Many women have said this to me, usually accompanied by a wistful story about how they like to ride on the back of their boyfriend's/husband's bike every once in awhile.
And I'm always like, "The only one stopping you is you." 🏍️
There are plenty of schools, and the Motorcycle Safety Foundation offers courses throughout the US. In some states (such as Illinois), those classes are subsidized by the state DOT. For the basic rider course, you learn on their motorcycles, so you don't even have to worry about dumping your own bike while you learn.
[TO EVERYONE INDIVIDUALLY IN MY RIDING PARTY EXCEPT ME] "SO, WHAT DO YOU RIDE?"
Image: Sport Rider/Kevin Wing
Picture this: You've spent a couple of hours riding with friends, and you've had a good time. You stop at a motorcycle dealer with said group of friends and go in to look around (because when you're not on bikes, you're thinking about bikes...and new gear, too).
A salesman, scenting those dollar bills (or even just because he's enthusiastic) sweeps over and makes himself known. "So, what do you ride?" he eagerly asks each and every member of the group. Except you, because you're the lone female.
You may have bike gear on, you may be carrying your helmet in hand, but he clearly assumes you got off the back of one of the other bikes. Didn't even entertain the notion that you might have ridden in on your own.
I'm pretty low-key about it usually. I only get truly upset when gear doesn't fit me right (which can happen just as readily with normal jeans, let's be real), and there's frequently a height issue because I'm quite short. But I've met short dudes who ride, too--some even shorter than me. I neither want nor need special treatment, but acknowledgement that I just might be a rider among other riders shouldn't be too much to ask.
Repeat after me: Assumption is the mother of all f**kups. You just lost potential sales, good sir. 🏍️🏍️
THE BIG TAKEAWAY FROM ALL THIS
If you let one stupid comment once in awhile stop you from doing something you truly love, what is even the point of living?

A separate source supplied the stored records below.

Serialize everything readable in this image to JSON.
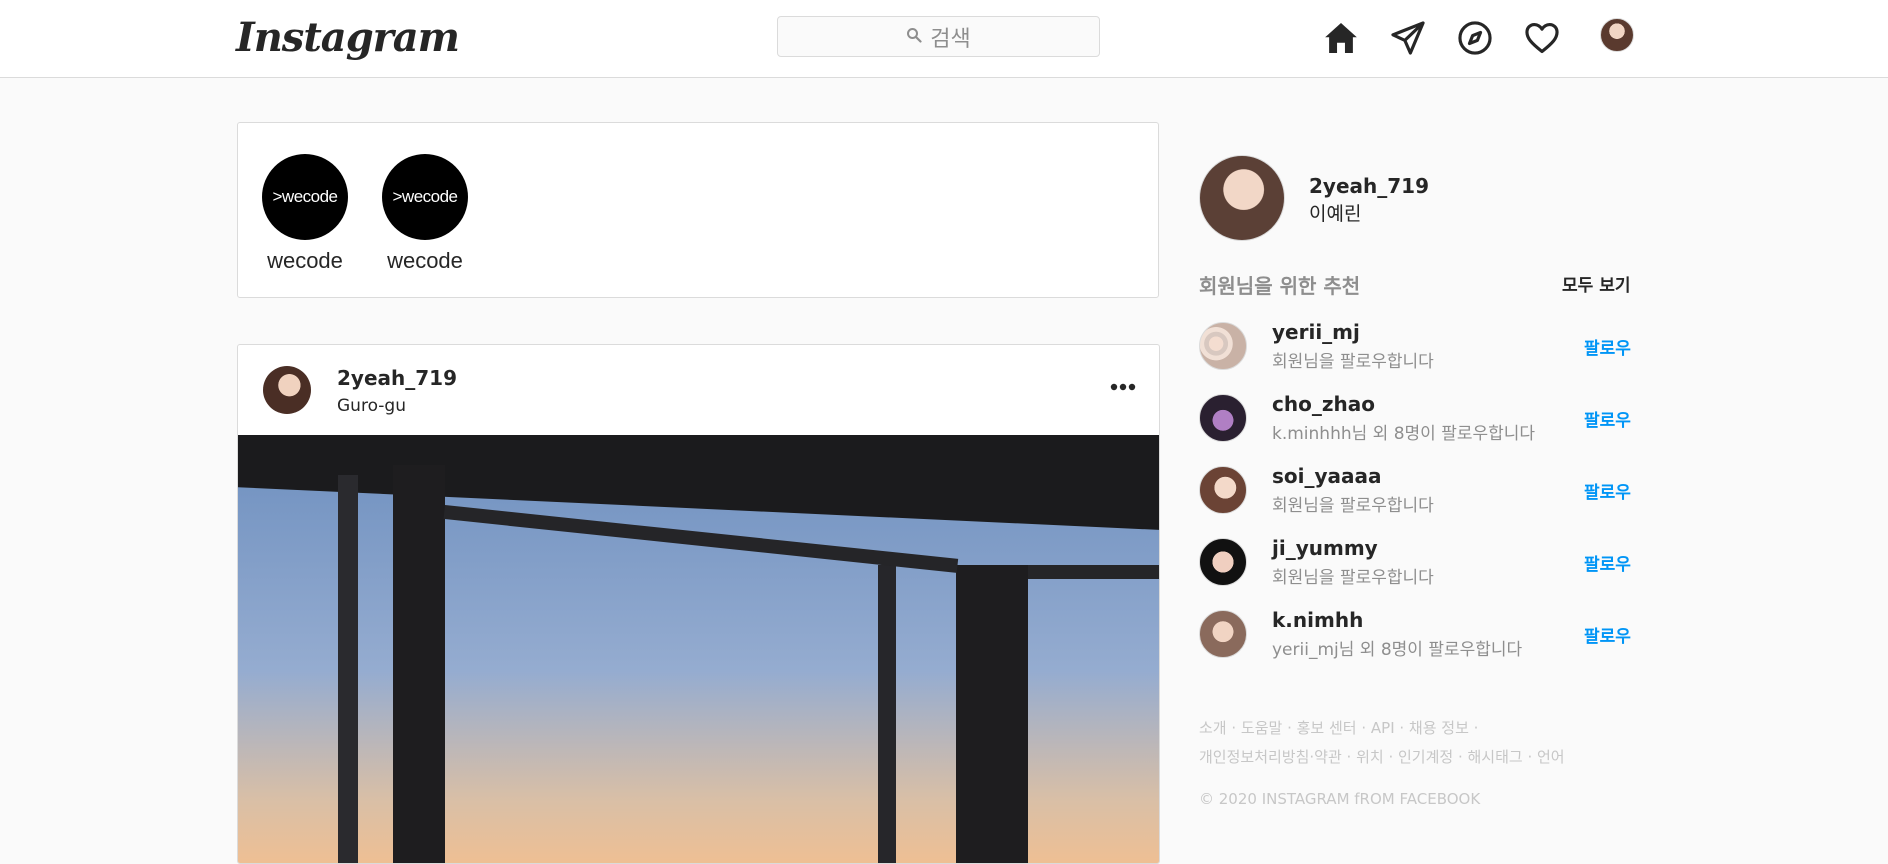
{
  "header": {
    "logo": "Instagram",
    "search_placeholder": "검색"
  },
  "stories": [
    {
      "image_text": ">wecode",
      "name": "wecode"
    },
    {
      "image_text": ">wecode",
      "name": "wecode"
    }
  ],
  "post": {
    "username": "2yeah_719",
    "location": "Guro-gu"
  },
  "sidebar": {
    "username": "2yeah_719",
    "fullname": "이예린",
    "recommend_title": "회원님을 위한 추천",
    "see_all": "모두 보기",
    "suggestions": [
      {
        "username": "yerii_mj",
        "subtitle": "회원님을 팔로우합니다",
        "action": "팔로우"
      },
      {
        "username": "cho_zhao",
        "subtitle": "k.minhhh님 외 8명이 팔로우합니다",
        "action": "팔로우"
      },
      {
        "username": "soi_yaaaa",
        "subtitle": "회원님을 팔로우합니다",
        "action": "팔로우"
      },
      {
        "username": "ji_yummy",
        "subtitle": "회원님을 팔로우합니다",
        "action": "팔로우"
      },
      {
        "username": "k.nimhh",
        "subtitle": "yerii_mj님 외 8명이 팔로우합니다",
        "action": "팔로우"
      }
    ],
    "footer_line1": "소개 · 도움말 · 홍보 센터 · API · 채용 정보 ·",
    "footer_line2": "개인정보처리방침·약관 · 위치 · 인기계정 · 해시태그 · 언어",
    "copyright": "© 2020 INSTAGRAM fROM FACEBOOK"
  },
  "colors": {
    "link_blue": "#0095f6",
    "border": "#dbdbdb",
    "background": "#fafafa",
    "muted_text": "#8e8e8e"
  }
}
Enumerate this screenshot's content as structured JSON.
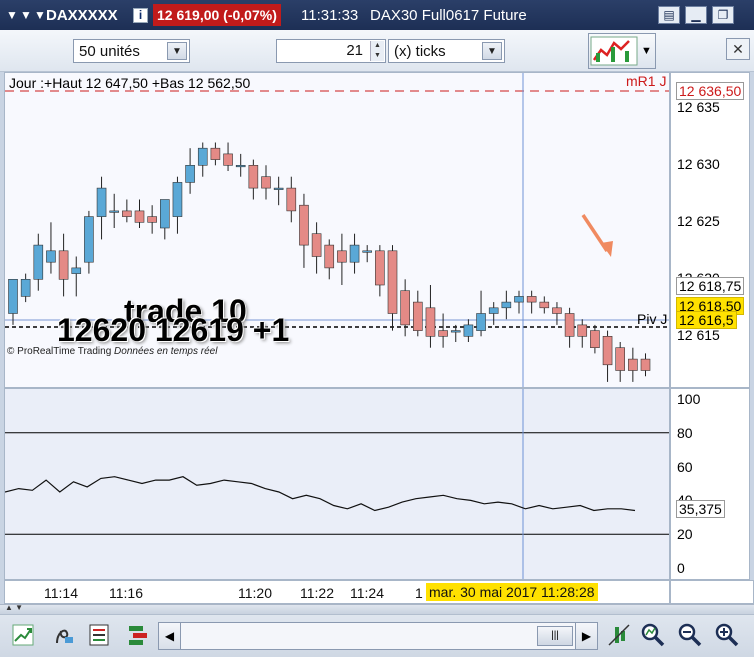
{
  "window": {
    "instrument": "DAXXXXX",
    "info_symbol": "i",
    "price_change": "12 619,00 (-0,07%)",
    "time": "11:31:33",
    "title": "DAX30 Full0617 Future",
    "dropdown_glyph": "▼"
  },
  "toolbar": {
    "units": {
      "value": "50 unités"
    },
    "ticks_count": "21",
    "ticks_unit": {
      "value": "(x) ticks"
    },
    "close_glyph": "✕"
  },
  "price_pane": {
    "header": "Jour :+Haut 12 647,50 +Bas 12 562,50",
    "level_r1": "mR1 J",
    "level_piv": "Piv J",
    "copyright": "© ProRealTime Trading",
    "realtime": "Données en temps réel",
    "annotation_line1": "trade 10",
    "annotation_line2": "12620 12619 +1",
    "axis_ticks": [
      "12 635",
      "12 630",
      "12 625",
      "12 620",
      "12 615"
    ],
    "price_tags": [
      {
        "text": "12 636,50",
        "color": "#cc1a1a",
        "bg": "#ffffff"
      },
      {
        "text": "12 618,75",
        "color": "#000000",
        "bg": "#ffffff"
      },
      {
        "text": "12 618,50",
        "color": "#000000",
        "bg": "#ffe100"
      },
      {
        "text": "12 616,5",
        "color": "#000000",
        "bg": "#ffe100"
      }
    ],
    "candles": [
      {
        "o": 12622.5,
        "h": 12625.5,
        "l": 12621.5,
        "c": 12625.5
      },
      {
        "o": 12624.0,
        "h": 12626.0,
        "l": 12623.5,
        "c": 12625.5
      },
      {
        "o": 12625.5,
        "h": 12629.5,
        "l": 12624.5,
        "c": 12628.5
      },
      {
        "o": 12627.0,
        "h": 12630.5,
        "l": 12626.0,
        "c": 12628.0
      },
      {
        "o": 12628.0,
        "h": 12629.5,
        "l": 12624.0,
        "c": 12625.5
      },
      {
        "o": 12626.0,
        "h": 12627.5,
        "l": 12624.0,
        "c": 12626.5
      },
      {
        "o": 12627.0,
        "h": 12631.5,
        "l": 12626.0,
        "c": 12631.0
      },
      {
        "o": 12631.0,
        "h": 12634.5,
        "l": 12629.0,
        "c": 12633.5
      },
      {
        "o": 12631.5,
        "h": 12633.0,
        "l": 12630.0,
        "c": 12631.5
      },
      {
        "o": 12631.5,
        "h": 12632.5,
        "l": 12630.5,
        "c": 12631.0
      },
      {
        "o": 12631.5,
        "h": 12632.5,
        "l": 12630.0,
        "c": 12630.5
      },
      {
        "o": 12631.0,
        "h": 12632.0,
        "l": 12629.5,
        "c": 12630.5
      },
      {
        "o": 12630.0,
        "h": 12632.0,
        "l": 12629.0,
        "c": 12632.5
      },
      {
        "o": 12631.0,
        "h": 12634.5,
        "l": 12629.5,
        "c": 12634.0
      },
      {
        "o": 12634.0,
        "h": 12637.0,
        "l": 12633.0,
        "c": 12635.5
      },
      {
        "o": 12635.5,
        "h": 12637.5,
        "l": 12634.5,
        "c": 12637.0
      },
      {
        "o": 12637.0,
        "h": 12637.5,
        "l": 12635.5,
        "c": 12636.0
      },
      {
        "o": 12636.5,
        "h": 12637.5,
        "l": 12635.0,
        "c": 12635.5
      },
      {
        "o": 12635.5,
        "h": 12636.5,
        "l": 12634.5,
        "c": 12635.5
      },
      {
        "o": 12635.5,
        "h": 12636.0,
        "l": 12632.5,
        "c": 12633.5
      },
      {
        "o": 12634.5,
        "h": 12635.5,
        "l": 12632.5,
        "c": 12633.5
      },
      {
        "o": 12633.5,
        "h": 12634.5,
        "l": 12632.0,
        "c": 12633.5
      },
      {
        "o": 12633.5,
        "h": 12634.5,
        "l": 12630.5,
        "c": 12631.5
      },
      {
        "o": 12632.0,
        "h": 12633.0,
        "l": 12626.5,
        "c": 12628.5
      },
      {
        "o": 12629.5,
        "h": 12630.5,
        "l": 12626.0,
        "c": 12627.5
      },
      {
        "o": 12628.5,
        "h": 12629.0,
        "l": 12625.5,
        "c": 12626.5
      },
      {
        "o": 12628.0,
        "h": 12629.5,
        "l": 12625.0,
        "c": 12627.0
      },
      {
        "o": 12627.0,
        "h": 12629.5,
        "l": 12626.0,
        "c": 12628.5
      },
      {
        "o": 12628.0,
        "h": 12628.5,
        "l": 12627.0,
        "c": 12628.0
      },
      {
        "o": 12628.0,
        "h": 12628.5,
        "l": 12624.0,
        "c": 12625.0
      },
      {
        "o": 12628.0,
        "h": 12628.5,
        "l": 12621.0,
        "c": 12622.5
      },
      {
        "o": 12624.5,
        "h": 12625.5,
        "l": 12620.5,
        "c": 12621.5
      },
      {
        "o": 12623.5,
        "h": 12624.5,
        "l": 12620.5,
        "c": 12621.0
      },
      {
        "o": 12623.0,
        "h": 12625.0,
        "l": 12619.5,
        "c": 12620.5
      },
      {
        "o": 12621.0,
        "h": 12622.5,
        "l": 12619.5,
        "c": 12620.5
      },
      {
        "o": 12621.0,
        "h": 12621.5,
        "l": 12620.0,
        "c": 12621.0
      },
      {
        "o": 12620.5,
        "h": 12622.0,
        "l": 12620.0,
        "c": 12621.5
      },
      {
        "o": 12621.0,
        "h": 12624.5,
        "l": 12620.5,
        "c": 12622.5
      },
      {
        "o": 12622.5,
        "h": 12623.5,
        "l": 12621.5,
        "c": 12623.0
      },
      {
        "o": 12623.0,
        "h": 12624.5,
        "l": 12622.0,
        "c": 12623.5
      },
      {
        "o": 12623.5,
        "h": 12624.5,
        "l": 12622.5,
        "c": 12624.0
      },
      {
        "o": 12624.0,
        "h": 12624.5,
        "l": 12622.5,
        "c": 12623.5
      },
      {
        "o": 12623.5,
        "h": 12624.0,
        "l": 12622.5,
        "c": 12623.0
      },
      {
        "o": 12623.0,
        "h": 12623.5,
        "l": 12621.5,
        "c": 12622.5
      },
      {
        "o": 12622.5,
        "h": 12623.0,
        "l": 12619.5,
        "c": 12620.5
      },
      {
        "o": 12621.5,
        "h": 12622.0,
        "l": 12619.5,
        "c": 12620.5
      },
      {
        "o": 12621.0,
        "h": 12621.5,
        "l": 12619.0,
        "c": 12619.5
      },
      {
        "o": 12620.5,
        "h": 12621.0,
        "l": 12616.5,
        "c": 12618.0
      },
      {
        "o": 12619.5,
        "h": 12620.0,
        "l": 12616.5,
        "c": 12617.5
      },
      {
        "o": 12618.5,
        "h": 12619.5,
        "l": 12616.5,
        "c": 12617.5
      },
      {
        "o": 12618.5,
        "h": 12619.0,
        "l": 12617.0,
        "c": 12617.5
      }
    ]
  },
  "osc_pane": {
    "axis_ticks": [
      "100",
      "80",
      "60",
      "40",
      "20",
      "0"
    ],
    "value_tag": "35,375",
    "values": [
      45,
      47,
      46,
      52,
      45,
      51,
      48,
      53,
      54,
      52,
      50,
      52,
      52,
      54,
      49,
      50,
      52,
      51,
      50,
      47,
      45,
      41,
      43,
      41,
      37,
      35,
      38,
      34,
      36,
      39,
      41,
      42,
      43,
      41,
      40,
      38,
      39,
      38,
      35,
      37,
      35,
      36,
      37,
      34,
      35,
      35,
      34
    ]
  },
  "time_axis": {
    "labels": [
      "11:14",
      "11:16",
      "11:20",
      "11:22",
      "11:24",
      "1"
    ],
    "cursor_label": "mar. 30 mai 2017 11:28:28"
  },
  "colors": {
    "up": "#5aa8d6",
    "down": "#e48a86",
    "accent": "#1d2f55",
    "cursor": "#6f93d6"
  },
  "bottom_icons": [
    "chart-type-icon",
    "draw-tool-icon",
    "indicator-list-icon",
    "object-list-icon",
    "scroll-left-icon",
    "scrollbar-thumb",
    "scroll-right-icon",
    "expand-icon",
    "zoom-fit-icon",
    "zoom-out-icon",
    "zoom-in-icon"
  ]
}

Live your life. Ride your bike. Find gear you love, find bikes you love, find people you love to ride with (or don't; solo riding is great too).
Motorcyclists may have differences of opinion on just about everything, but the one thing we can all agree on is this: We're absolutely in love with the sense of freedom that two wheels gives us. When you've got that, the rest of the world falls away, and nothing else matters. It doesn't matter what chromosomes you have, or don't. All that matters is you and your well-tuned machine.